Like business, poker is also often a dramatised, public act of deception, and Browne provides viewers with an ingenious way to peer into each player’s psyches as they bluff and bet. Each player is connected to a GSR skin conductance device that measures moisture levels on the flesh, which is itself connected to an animated video of a chair that moves back and forth (filmed on a motorised model in its first version, utilising photographic stills in the second) in accordance with the amount of sweat their body is producing. Here is the underside to the polite decorum of the poker table. The sweat glands are controlled by the sympathetic nervous system, which looks after our fight-or-flight instinct. Skin conductance intrigued early psychoanalysts like Jung and Reich and is one of three of the principle functions for polygraph machines. The charge released by sweat is its own code and in the language of poker, a tell, one that cuts far deeper than the scratch of a nose or a sly smile. Passersby could view the teetering chairs on monitors nearby the live game (in the LAB they were beside the table and in the Science Gallery they were stacked chairs on top of the game) and make up their own minds. (Indeed viewers could even try the sensors themselves when the games weren’t being played to get a deeper insight into their own lying).

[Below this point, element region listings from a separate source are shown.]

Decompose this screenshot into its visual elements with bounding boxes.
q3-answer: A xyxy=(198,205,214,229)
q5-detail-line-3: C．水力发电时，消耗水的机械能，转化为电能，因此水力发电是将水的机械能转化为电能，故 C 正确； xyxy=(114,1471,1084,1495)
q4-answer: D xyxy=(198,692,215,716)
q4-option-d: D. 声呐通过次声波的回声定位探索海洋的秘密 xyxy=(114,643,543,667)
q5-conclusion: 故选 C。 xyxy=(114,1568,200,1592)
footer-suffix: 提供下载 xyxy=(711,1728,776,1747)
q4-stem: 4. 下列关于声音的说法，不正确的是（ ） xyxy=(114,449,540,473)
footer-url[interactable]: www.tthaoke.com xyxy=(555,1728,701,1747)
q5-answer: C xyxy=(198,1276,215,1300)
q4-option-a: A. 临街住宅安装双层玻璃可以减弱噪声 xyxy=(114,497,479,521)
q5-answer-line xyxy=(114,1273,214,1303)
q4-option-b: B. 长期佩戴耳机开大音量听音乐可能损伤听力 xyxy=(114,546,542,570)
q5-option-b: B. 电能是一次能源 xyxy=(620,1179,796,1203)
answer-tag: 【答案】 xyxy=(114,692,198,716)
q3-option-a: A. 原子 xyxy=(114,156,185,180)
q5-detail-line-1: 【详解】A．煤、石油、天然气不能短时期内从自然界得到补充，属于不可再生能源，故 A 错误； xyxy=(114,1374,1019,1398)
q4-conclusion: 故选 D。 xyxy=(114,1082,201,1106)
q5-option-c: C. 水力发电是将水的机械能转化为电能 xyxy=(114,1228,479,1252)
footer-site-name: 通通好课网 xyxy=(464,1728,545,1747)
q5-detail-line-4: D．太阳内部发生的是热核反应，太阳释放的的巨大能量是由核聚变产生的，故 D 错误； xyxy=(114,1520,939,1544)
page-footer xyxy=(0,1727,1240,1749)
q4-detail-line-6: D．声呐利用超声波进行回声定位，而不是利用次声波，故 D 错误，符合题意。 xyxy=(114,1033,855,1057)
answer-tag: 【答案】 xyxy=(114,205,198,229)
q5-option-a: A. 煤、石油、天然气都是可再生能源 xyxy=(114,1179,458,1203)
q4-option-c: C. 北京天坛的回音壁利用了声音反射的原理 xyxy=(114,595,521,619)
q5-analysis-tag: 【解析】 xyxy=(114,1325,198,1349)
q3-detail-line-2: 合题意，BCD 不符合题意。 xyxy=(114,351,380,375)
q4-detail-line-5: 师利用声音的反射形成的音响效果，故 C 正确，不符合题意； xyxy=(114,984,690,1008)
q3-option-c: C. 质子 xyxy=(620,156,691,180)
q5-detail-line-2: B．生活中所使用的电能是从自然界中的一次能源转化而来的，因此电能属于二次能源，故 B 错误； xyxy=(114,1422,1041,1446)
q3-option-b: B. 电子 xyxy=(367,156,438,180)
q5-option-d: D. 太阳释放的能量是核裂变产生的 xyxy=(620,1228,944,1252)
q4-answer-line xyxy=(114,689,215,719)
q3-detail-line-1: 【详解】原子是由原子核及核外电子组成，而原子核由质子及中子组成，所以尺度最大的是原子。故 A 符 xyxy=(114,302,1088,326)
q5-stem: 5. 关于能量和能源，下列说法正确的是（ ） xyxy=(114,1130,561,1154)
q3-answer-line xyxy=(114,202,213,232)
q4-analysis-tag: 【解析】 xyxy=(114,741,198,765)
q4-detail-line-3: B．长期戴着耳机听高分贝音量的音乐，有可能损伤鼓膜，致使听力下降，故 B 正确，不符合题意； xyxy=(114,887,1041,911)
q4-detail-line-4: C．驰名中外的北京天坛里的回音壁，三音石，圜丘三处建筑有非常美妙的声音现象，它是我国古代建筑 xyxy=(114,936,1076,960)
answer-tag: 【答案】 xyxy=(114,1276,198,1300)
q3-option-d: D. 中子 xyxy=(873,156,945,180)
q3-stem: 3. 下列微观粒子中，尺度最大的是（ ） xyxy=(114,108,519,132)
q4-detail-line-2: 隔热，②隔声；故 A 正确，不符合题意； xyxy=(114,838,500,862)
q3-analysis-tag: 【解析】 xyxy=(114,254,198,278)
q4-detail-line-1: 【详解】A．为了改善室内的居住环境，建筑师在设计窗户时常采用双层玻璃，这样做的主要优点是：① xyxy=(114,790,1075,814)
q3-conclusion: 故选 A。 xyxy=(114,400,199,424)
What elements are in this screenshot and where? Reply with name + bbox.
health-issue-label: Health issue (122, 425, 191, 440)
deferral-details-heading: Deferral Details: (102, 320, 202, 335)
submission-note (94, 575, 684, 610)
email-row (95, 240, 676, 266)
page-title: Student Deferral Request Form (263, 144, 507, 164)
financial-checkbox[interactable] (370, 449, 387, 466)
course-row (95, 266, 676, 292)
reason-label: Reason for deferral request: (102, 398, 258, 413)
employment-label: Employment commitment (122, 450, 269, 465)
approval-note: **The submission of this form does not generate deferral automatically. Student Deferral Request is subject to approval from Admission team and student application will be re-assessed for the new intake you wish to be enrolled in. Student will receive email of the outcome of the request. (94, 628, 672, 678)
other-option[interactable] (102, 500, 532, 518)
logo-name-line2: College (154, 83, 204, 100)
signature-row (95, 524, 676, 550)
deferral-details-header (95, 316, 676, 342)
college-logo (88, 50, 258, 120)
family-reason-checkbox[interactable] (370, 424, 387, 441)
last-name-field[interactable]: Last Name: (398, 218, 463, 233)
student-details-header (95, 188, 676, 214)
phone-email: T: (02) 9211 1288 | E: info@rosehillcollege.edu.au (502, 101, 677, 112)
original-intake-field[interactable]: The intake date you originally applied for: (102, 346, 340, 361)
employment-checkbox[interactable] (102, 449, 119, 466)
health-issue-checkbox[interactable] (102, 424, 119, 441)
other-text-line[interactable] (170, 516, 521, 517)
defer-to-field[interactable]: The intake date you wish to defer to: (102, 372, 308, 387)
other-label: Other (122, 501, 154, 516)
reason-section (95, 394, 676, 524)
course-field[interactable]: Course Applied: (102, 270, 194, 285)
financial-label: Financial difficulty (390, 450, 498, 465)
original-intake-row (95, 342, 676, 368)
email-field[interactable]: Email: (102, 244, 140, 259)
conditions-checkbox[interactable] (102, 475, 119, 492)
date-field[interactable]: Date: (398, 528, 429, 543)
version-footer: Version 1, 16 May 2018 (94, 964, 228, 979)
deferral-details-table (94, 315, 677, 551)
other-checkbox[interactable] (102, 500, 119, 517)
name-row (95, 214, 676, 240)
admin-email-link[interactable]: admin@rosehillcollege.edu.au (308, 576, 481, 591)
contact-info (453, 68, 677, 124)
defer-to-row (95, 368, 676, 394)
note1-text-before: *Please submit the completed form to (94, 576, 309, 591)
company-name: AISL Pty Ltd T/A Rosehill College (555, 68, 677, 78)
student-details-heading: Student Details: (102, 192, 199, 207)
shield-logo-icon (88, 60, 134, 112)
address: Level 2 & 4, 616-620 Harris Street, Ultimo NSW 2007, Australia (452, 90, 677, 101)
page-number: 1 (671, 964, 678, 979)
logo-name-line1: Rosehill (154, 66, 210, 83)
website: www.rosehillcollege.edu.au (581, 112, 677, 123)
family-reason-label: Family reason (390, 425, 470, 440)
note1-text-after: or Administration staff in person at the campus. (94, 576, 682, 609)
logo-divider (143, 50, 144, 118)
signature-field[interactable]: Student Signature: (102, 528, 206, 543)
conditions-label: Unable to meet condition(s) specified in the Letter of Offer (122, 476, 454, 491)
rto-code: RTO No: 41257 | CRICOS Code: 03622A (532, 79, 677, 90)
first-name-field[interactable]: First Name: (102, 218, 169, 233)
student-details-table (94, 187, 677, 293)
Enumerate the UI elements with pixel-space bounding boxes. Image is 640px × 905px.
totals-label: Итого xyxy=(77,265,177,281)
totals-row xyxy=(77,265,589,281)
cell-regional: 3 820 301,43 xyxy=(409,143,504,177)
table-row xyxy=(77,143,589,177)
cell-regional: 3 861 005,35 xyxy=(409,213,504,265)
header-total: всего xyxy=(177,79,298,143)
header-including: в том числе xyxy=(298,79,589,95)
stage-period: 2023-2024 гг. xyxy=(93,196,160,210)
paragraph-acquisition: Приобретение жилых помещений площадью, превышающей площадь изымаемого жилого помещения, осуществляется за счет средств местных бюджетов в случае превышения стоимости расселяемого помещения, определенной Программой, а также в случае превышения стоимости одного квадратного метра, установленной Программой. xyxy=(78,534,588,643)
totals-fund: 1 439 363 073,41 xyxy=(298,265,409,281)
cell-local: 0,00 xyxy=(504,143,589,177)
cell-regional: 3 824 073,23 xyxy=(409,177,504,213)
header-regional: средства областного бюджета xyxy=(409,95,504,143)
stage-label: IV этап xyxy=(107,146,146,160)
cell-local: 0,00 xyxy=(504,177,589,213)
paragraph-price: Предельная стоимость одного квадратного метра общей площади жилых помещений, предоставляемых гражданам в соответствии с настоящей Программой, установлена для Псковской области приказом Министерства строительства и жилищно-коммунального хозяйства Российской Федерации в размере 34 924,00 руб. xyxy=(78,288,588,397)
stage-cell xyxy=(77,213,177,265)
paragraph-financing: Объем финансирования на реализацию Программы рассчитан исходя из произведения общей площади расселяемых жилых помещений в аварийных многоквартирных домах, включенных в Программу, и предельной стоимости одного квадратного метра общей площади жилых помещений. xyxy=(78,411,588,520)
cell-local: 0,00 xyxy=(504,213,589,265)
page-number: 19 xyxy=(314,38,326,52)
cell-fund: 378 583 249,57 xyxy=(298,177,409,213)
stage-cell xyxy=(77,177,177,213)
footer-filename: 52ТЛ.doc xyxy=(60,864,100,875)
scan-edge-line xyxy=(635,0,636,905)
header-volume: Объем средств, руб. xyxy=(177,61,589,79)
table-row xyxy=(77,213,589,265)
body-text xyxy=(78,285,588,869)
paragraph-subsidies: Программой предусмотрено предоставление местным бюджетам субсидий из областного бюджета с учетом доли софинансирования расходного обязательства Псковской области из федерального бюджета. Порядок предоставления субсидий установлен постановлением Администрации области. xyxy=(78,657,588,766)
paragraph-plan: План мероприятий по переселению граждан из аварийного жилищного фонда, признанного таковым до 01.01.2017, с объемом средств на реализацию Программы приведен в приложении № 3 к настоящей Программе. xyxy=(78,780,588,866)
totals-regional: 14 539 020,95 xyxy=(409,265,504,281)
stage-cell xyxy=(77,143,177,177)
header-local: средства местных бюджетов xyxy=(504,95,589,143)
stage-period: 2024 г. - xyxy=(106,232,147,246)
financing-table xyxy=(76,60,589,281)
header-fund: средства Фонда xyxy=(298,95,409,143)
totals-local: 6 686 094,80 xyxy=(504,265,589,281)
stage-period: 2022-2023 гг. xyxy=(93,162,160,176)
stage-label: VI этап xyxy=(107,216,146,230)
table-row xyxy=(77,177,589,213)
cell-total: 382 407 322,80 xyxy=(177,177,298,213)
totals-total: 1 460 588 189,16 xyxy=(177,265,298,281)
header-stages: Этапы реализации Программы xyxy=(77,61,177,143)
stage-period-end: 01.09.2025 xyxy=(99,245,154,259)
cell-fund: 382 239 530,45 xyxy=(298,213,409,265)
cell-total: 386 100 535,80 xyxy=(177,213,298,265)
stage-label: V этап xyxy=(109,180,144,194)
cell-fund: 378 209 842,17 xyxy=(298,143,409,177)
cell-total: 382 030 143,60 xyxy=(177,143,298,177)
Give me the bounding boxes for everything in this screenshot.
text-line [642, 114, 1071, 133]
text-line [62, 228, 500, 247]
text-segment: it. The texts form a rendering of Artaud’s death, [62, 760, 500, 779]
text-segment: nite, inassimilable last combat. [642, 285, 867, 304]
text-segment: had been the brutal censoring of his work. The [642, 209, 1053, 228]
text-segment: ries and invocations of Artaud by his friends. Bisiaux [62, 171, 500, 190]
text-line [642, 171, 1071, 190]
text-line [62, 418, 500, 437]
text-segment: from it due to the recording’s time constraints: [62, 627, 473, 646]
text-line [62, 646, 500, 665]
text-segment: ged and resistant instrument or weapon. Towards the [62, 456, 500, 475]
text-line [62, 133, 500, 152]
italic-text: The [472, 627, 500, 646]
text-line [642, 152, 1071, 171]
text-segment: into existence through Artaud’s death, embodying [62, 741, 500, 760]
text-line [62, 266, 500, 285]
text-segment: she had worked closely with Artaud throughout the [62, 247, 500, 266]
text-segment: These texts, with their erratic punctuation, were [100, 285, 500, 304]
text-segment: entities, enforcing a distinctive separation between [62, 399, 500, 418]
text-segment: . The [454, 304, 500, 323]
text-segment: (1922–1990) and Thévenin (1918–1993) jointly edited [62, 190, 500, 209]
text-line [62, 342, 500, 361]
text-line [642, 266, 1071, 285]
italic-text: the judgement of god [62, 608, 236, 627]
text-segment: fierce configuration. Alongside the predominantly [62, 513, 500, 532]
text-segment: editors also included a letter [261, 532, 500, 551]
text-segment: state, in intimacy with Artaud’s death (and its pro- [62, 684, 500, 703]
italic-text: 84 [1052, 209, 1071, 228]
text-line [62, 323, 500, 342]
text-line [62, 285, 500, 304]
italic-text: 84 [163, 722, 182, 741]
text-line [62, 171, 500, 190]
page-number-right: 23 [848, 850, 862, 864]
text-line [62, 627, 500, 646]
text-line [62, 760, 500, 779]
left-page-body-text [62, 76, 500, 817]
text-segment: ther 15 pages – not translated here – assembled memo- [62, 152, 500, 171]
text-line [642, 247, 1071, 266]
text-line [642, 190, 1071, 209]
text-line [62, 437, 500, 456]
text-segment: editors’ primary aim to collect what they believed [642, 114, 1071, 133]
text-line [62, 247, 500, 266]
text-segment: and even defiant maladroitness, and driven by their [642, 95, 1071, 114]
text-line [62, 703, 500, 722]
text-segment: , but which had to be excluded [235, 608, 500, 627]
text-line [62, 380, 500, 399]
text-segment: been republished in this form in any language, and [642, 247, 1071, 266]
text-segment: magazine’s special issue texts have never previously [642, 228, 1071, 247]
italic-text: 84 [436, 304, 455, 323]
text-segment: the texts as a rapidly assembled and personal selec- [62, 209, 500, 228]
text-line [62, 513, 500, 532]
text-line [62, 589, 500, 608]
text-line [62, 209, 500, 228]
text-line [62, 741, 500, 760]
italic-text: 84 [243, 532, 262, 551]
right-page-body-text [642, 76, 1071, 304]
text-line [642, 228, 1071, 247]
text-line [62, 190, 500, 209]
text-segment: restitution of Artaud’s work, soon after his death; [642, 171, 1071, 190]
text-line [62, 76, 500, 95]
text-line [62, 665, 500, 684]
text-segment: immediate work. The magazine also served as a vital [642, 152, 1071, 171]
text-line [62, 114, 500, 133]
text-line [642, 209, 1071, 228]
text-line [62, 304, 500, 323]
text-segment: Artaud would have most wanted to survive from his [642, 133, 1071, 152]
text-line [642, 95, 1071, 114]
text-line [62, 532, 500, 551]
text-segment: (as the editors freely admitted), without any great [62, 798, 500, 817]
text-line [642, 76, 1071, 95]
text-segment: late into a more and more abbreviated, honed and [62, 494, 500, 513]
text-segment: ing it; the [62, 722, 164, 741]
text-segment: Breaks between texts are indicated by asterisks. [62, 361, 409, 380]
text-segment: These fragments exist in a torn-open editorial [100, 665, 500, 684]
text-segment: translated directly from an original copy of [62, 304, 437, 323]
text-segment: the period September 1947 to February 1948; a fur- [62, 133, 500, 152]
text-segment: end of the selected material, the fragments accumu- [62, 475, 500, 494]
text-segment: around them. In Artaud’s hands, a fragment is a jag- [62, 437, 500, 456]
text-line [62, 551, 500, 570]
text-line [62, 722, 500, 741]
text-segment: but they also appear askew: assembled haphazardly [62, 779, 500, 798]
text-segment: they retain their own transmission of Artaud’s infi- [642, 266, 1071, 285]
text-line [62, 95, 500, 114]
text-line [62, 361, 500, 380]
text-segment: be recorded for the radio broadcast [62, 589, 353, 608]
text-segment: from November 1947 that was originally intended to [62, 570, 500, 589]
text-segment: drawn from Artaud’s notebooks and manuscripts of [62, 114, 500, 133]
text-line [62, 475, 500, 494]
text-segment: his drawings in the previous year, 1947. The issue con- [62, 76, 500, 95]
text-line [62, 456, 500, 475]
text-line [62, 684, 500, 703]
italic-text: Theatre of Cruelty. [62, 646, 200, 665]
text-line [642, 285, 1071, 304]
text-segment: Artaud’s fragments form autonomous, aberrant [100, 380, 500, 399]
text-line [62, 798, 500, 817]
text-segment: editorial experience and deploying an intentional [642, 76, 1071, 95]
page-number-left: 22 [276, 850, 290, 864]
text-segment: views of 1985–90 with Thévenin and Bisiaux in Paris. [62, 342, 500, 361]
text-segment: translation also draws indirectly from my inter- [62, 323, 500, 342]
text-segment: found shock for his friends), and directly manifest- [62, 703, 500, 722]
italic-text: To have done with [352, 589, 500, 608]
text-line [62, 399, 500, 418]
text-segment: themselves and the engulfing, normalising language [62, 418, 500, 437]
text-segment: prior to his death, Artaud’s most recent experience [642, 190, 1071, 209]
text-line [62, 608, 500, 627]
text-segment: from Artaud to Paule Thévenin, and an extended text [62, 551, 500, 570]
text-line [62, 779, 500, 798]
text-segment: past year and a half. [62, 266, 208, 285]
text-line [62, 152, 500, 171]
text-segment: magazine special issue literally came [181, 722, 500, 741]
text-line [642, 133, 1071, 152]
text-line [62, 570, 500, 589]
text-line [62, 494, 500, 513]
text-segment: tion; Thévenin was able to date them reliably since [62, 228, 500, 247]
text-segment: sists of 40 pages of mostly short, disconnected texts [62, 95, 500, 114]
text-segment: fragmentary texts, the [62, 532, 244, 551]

Michelle Browne - RISK - 1
Michelle Browne
Risk
Qualified Self at the LAB (2011)
Performance documentation
Courtesy of the artist

These men are in some way or another involved in the intersecting worlds of business and finance. Browne asks questions that many of us would ask: Is it possible to maintain a grasp of value when the figures have become so vast they become abstract? What does it feel like to lose an incredible sum of money? How, in July 1999, does one manage to raise £4 million in four days? (Answer: shake the trees.)

“I think this risk thing is kind of retrospective,” Kelly said in one game. “The idea that you could control these risks …” He says people asked him if they’d risk-assessed his decisions, but adds that no one could have predicted the banking system would vanish. Which sounds sensible enough, except that the history of capitalism is littered with examples of market meltdowns that leave banking systems poised on existential ruin: the 1637 Dutch Tulip bubble; the 1720 South Sea bubble; the panics of 1819, 1837, 1847, 1857, 1884, 1893, and 1896; hyperinflation in Germany after the Treaty of Versailles; Black Tuesday in the United States and the Great Depression that followed.

What is blatant from these discussions is that a person with a true appreciation of risk is a person who is unfit for work at the highest levels of financial circles. True success is measured not merely in net worth, but in one’s ability to gamble it foolishly toward an even greater sum. As one player says, it’s not failure but fear of failure that is the true inhibitor for men of wealth. Bizarrely, many of the true legends of finance are those who risked it all only to fail spectacularly. Failure has its virtues; never more so than in an economic system that will willingly thrust the debts of the speculative upon the shoulders of the masses.

As J. M. Keynes wrote in 1930 in ‘Economic Possibilities for our Grandchildren: “The love of money as a possession—as distinguished from the love of money as a means to the enjoyments and realities of life—will be recognised for what it is, a somewhat disgusting morbidity, one of the semi-criminal, semi-pathological propensities that one hands over with a shudder to specialists in mental disease.” His own grandchildren would tell him that he was wrong. The pursuit of money for its own sake remains one of the factors that drives capitalism forward despite the occasional protest on the periphery.

The men Browne meets may be reflective about the decisions they’ve made, but it is clear there is no other way. No other system they would prefer or will into existence.


Donald Mahoney is a Dublin-based writer and journalist.